Alfa Laval Smit LNG/LPG is a dry inert gas generator with low pressure and low dew-point, not jeopardizing on safety and environment with highest degree of availability and operational flexibility.
The most complex inert gas generators are installed on LNG carriers, where very dry inert gas is required. Smit dry inert gas generators from Alfa Laval, have integrated controls and consist of four main components: generator, cooler, chiller and dryer unit.
The cooler, which has gas contact surfaces of SUS 316 for lifetime service, takes up minimal space due to the low-temperature output of the generator. Using water from the chiller, it stabilizes the heat radiation in all conditions.
The dryer unit is redundant and provides additional security. The entire installation is horizontal and allows easy maintenance, although maintenance is seldom required.
- Capacity: 1,500-25,000 m³
- Design: Combustion + drying
- Pressure: 0.3-0.4 bar (g)
- Typical oxygen content: 0.5-1%
- Fuel type: DMX, DMA, DMB
- Fuel atomizing: Air/steam
- Dew point:Dry -45/-65°C
- Recommended for installation on: LNG tankers, LPG tankers, Other gas tankers, FPS
- LNG carriers
- LPG carriers
How it works
For gas- and chemical transportation the inert gas needs to be of high purity. For many applications, oxygen levels of 0.5% or even 0.1% are required, in combination with a water dew-point of about -45 °C and sometimes lower (-65 °C). Also here, the burner is the heart of the system as the inert gas needs to be absolutely soot free in the first place. This is achieved with the Ultramizing Combustion system.

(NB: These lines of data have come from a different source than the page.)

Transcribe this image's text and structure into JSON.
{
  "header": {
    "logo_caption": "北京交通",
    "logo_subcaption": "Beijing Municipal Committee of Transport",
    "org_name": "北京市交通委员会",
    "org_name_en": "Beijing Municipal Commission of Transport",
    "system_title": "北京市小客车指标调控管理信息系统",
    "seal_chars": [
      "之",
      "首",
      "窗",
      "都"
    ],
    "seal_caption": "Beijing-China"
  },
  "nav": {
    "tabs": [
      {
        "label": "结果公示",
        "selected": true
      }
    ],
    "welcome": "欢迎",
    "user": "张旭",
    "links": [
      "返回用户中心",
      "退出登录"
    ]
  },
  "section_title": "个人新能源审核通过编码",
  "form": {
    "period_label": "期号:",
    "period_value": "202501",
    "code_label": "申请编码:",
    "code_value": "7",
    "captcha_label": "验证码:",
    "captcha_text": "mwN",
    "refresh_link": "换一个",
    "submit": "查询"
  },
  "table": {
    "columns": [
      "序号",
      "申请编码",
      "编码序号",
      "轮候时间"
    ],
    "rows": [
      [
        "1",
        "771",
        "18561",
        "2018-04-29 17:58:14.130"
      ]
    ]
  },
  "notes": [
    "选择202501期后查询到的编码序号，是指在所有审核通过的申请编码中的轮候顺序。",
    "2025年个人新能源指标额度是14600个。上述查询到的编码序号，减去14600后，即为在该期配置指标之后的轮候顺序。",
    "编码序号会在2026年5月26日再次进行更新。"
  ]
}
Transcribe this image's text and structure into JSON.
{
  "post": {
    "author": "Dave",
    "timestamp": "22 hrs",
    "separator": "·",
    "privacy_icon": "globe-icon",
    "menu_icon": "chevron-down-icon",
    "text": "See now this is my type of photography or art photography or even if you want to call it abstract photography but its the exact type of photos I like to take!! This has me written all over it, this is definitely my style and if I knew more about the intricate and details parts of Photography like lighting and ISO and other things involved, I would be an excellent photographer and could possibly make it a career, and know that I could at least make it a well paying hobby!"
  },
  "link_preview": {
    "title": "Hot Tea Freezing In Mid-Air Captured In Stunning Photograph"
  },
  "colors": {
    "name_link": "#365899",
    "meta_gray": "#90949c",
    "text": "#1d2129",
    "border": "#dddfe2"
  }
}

When the gas leaves the generator, it has the right composition, but it is saturated with 100% water and has to be dried.
The drying process takes place in two steps. In the first step of the refrigerant cooler, the gas temperature is lowered to 5 °C which results in condensation of a great quantity of water.
In the second stage the inert gas is dehumidified further in a double vessel type drying unit using activated alumina or adsorbent. The whole process operates under a pressure of about 0.3 bar(g).